Worth it, but I've never felt more like a British nob abroad, and have never set foot in another country without doing some basic research first!

[Slightly off-topic now, but it turns out that if you learn the translations for "hello", "yes", "no", "please", "thank you", "excuse me", "sorry", "this" and "that", you can get by pretty much anywhere. If you open with a smile and, "excuse me! Hello. This, please; no, that", you can manage almost any transaction. And when you get stuck, just say "sorry" and revert to English and pointing. By then they're on your side enough to forgive you and help. Even in France.]
(, Tue 29 Apr 2014, 21:53, Reply)
I once worked as a waiter in a Spanish hotel.
The owner kept hitting me.
(, Tue 29 Apr 2014, 21:25, 4 replies)
In a bar in Sandefjord I was welcomed as a Brit.
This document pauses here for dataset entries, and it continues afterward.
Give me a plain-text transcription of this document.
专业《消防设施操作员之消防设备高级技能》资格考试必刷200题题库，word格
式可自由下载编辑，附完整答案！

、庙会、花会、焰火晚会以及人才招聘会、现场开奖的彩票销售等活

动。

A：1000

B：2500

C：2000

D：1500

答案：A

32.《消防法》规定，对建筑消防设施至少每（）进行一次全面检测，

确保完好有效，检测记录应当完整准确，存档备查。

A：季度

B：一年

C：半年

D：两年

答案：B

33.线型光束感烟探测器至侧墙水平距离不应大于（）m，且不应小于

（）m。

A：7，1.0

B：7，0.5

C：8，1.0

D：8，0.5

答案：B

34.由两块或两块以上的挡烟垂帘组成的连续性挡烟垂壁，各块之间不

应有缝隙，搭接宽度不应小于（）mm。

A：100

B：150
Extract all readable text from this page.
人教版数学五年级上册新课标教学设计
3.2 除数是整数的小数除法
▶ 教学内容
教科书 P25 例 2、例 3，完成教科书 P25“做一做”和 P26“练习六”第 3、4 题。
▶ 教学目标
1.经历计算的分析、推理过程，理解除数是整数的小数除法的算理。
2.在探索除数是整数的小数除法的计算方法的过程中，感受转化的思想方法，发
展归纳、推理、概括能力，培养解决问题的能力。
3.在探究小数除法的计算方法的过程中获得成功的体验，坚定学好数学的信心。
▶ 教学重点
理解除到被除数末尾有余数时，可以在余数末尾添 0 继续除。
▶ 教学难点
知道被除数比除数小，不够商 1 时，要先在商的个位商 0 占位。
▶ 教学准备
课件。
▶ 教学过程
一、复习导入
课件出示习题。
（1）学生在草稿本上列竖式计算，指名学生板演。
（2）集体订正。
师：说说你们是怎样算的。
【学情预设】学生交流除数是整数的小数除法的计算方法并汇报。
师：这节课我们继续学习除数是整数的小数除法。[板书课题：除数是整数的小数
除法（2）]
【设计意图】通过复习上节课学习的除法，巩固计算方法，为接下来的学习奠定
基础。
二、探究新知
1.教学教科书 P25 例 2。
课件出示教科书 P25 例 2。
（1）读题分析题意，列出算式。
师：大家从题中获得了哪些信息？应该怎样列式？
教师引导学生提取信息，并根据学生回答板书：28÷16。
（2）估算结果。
They were very drunk, it was 3pm, and we got to
talking as to why I was there. I said business with company X. They were horrified and they seriously accused me of collaborating with the Nazi collaborators and then things became a little heated. I thought we English could hold a WWII grudge but hats off to the Sandefjord Norwegians. Relevance to the question, none and I don't care.

I met loads of migrant Geordies in Oslo, they seemed okay.
(, Tue 29 Apr 2014, 18:48, 6 replies)
Hilarious story at the expense of my ex-wife
About 2 weeks after our first date we decided to go on holiday together, to Portugal, over the Christmas break.
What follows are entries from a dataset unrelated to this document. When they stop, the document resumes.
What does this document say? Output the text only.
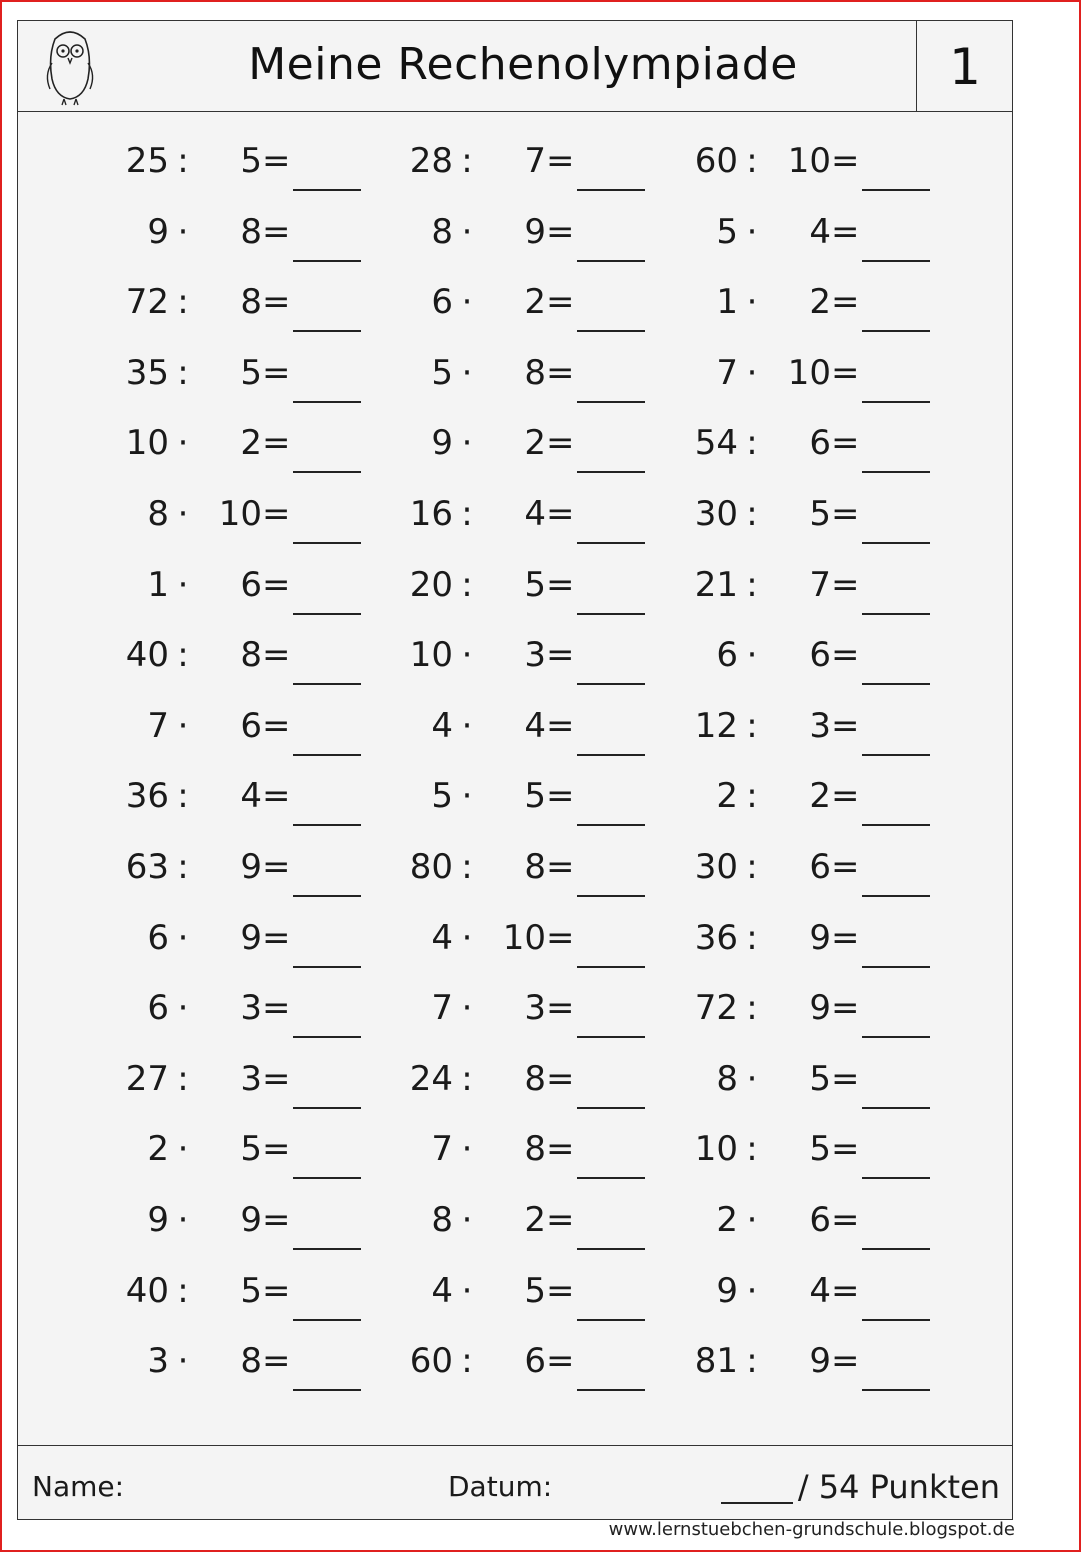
Meine Rechenolympiade	1
25 : 5 =
9 · 8 =
72 : 8 =
35 : 5 =
10 · 2 =
8 · 10 =
1 · 6 =
40 : 8 =
7 · 6 =
36 : 4 =
63 : 9 =
6 · 9 =
6 · 3 =
27 : 3 =
2 · 5 =
9 · 9 =
40 : 5 =
3 · 8 =
28 : 7 =
8 · 9 =
6 · 2 =
5 · 8 =
9 · 2 =
16 : 4 =
20 : 5 =
10 · 3 =
4 · 4 =
5 · 5 =
80 : 8 =
4 · 10 =
7 · 3 =
24 : 8 =
7 · 8 =
8 · 2 =
4 · 5 =
60 : 6 =
60 : 10 =
5 · 4 =
1 · 2 =
7 · 10 =
54 : 6 =
30 : 5 =
21 : 7 =
6 · 6 =
12 : 3 =
2 : 2 =
30 : 6 =
36 : 9 =
72 : 9 =
8 · 5 =
10 : 5 =
2 · 6 =
9 · 4 =
81 : 9 =
Name:	Datum:	/ 54 Punkten
www.lernstuebchen-grundschule.blogspot.de
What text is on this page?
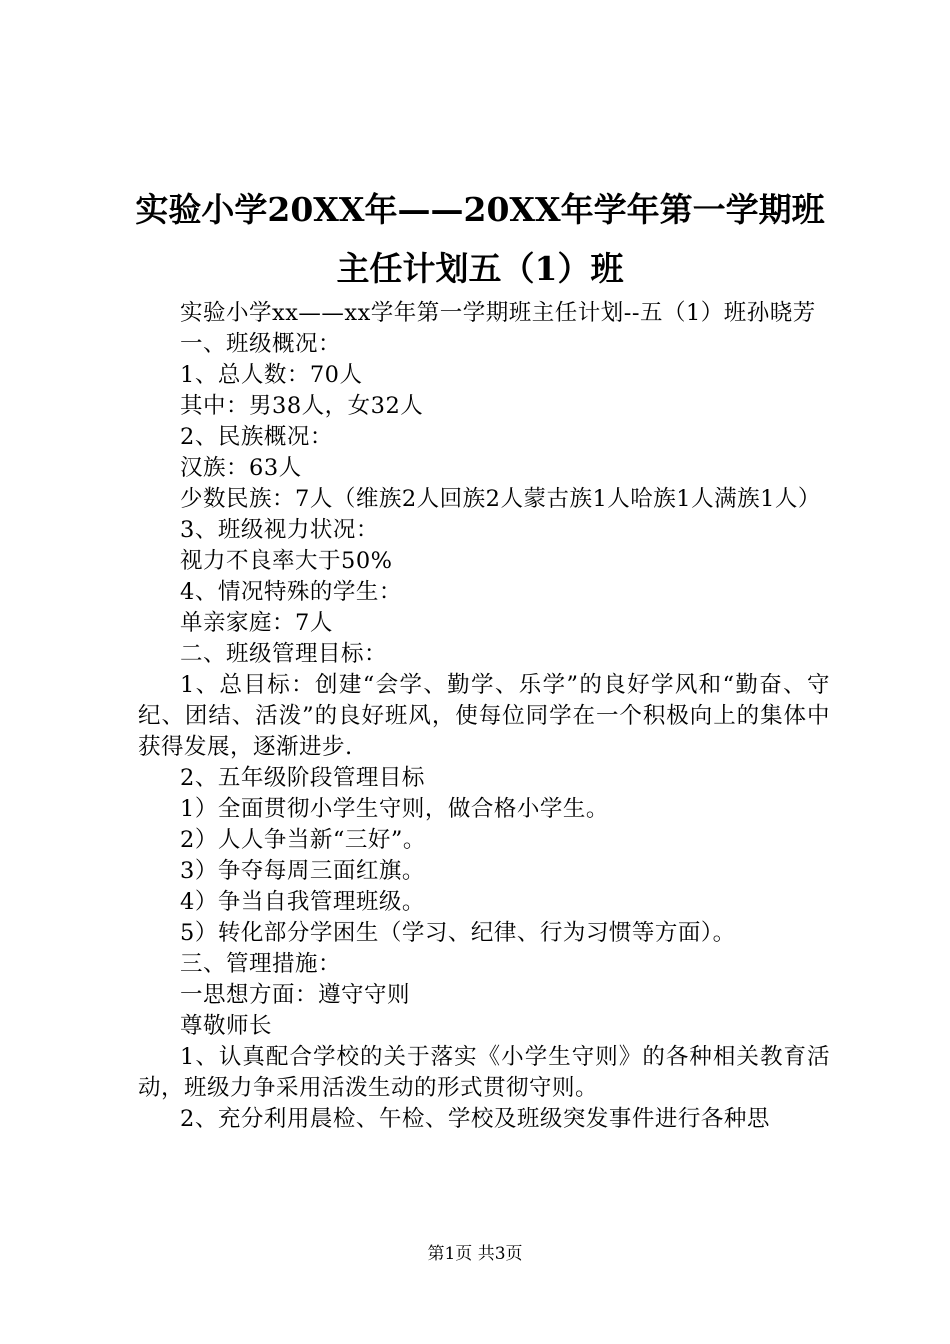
实验小学20XX年——20XX年学年第一学期班
主任计划五（1）班

实验小学xx——xx学年第一学期班主任计划--五（1）班孙晓芳

一、班级概况：

1、总人数：70人

其中：男38人，女32人

2、民族概况：

汉族：63人

少数民族：7人（维族2人回族2人蒙古族1人哈族1人满族1人）

3、班级视力状况：

视力不良率大于50%

4、情况特殊的学生：

单亲家庭：7人

二、班级管理目标：

1、总目标：创建“会学、勤学、乐学”的良好学风和“勤奋、守纪、团结、活泼”的良好班风，使每位同学在一个积极向上的集体中获得发展，逐渐进步.

2、五年级阶段管理目标

1）全面贯彻小学生守则，做合格小学生。

2）人人争当新“三好”。

3）争夺每周三面红旗。

4）争当自我管理班级。

5）转化部分学困生（学习、纪律、行为习惯等方面）。

三、管理措施：

一思想方面：遵守守则

尊敬师长

1、认真配合学校的关于落实《小学生守则》的各种相关教育活动，班级力争采用活泼生动的形式贯彻守则。

2、充分利用晨检、午检、学校及班级突发事件进行各种思

第1页 共3页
On the 25th, the future Mrs Punch wished everyone 'Buena Vista', despite being repeatedly informed that 'Boas Festas' was Portuguese for Merry Christmas and Buena Vista is Spanish for 'lovely view' (or something to do with Disney).
(, Tue 29 Apr 2014, 17:01, 12 replies)
To Flanders Fields The Idiots Go, but only if they can survive the ferry.
Just to clarify, my previous story was written by my twatty friend who discovered my laptop open at this site. Most of you agree that it was quite cringeworthy. God knows if it was true. This story, however, is real and my own.

It was my last year of high school, and we were on a trip to Belgium to see the WW1 battlefields. We were perfectly equipped with sod all apart from a Gameboy and about 80 euros each. The mishaps happened when we discovered that our ferry cabins going from Hull would be next to where about 2 stag dos and a hen party were staying. Needless to say, our group encountered them all at about 11pm at the bar area when they were completely hammered. I remember one of my friends trying to dance, then tripping over a lorry driver gyrating on the dance floor.

We discovered a shirtless bald man asleep outside our cabin the next morning. Our misadventures continued in Bruges, where we were assaulted by the plague of mimes rampant in many European cities, attacked by Belgian cyclists and ripped off when clubbing our money together to by a second hand guitar. After we got to our hotel, we were reliably told that 'we shouldn't get too settled on this floor, because a girl's school will be needing rooms too'. As we were testosterone-crazed teenagers, we couldn't believe our ears. Later, we discovered that it was an all girls primary school.

Worse came when I cut myself on barbed wire in Sanctuary wood and nearly got tetanus, my friend got food poisoning from a Belgian burger and a teacher was detained by customs. My friend Charlie, having collapsed and subsequently recovered, had demanded his phone returned. it was, but he wasn't happy. The porn certainly hadn't got there by itself.

Afterwards we discovered that our dorm had put 100 consecutive hours into pokemon emerald.
(, Tue 29 Apr 2014, 16:54, 12 replies)
when i was about 11, we went to california for my parents' holiday of a lifetime. none of us had been to america before, and we were absolutely beside ourselves with excitement
that's a long flight with and for 2 young kids, and we were all beside ourselves and exhausted when we landed. we stood at the airport, blinking around at all the strange but familiar things. finally, we got to passport control, where an enormous american man approached us. our first ever american! and he began...

"y'alright wack? know what i mean, like?"

in the thickest scouse accent you've ever heard. goddammit liverpool.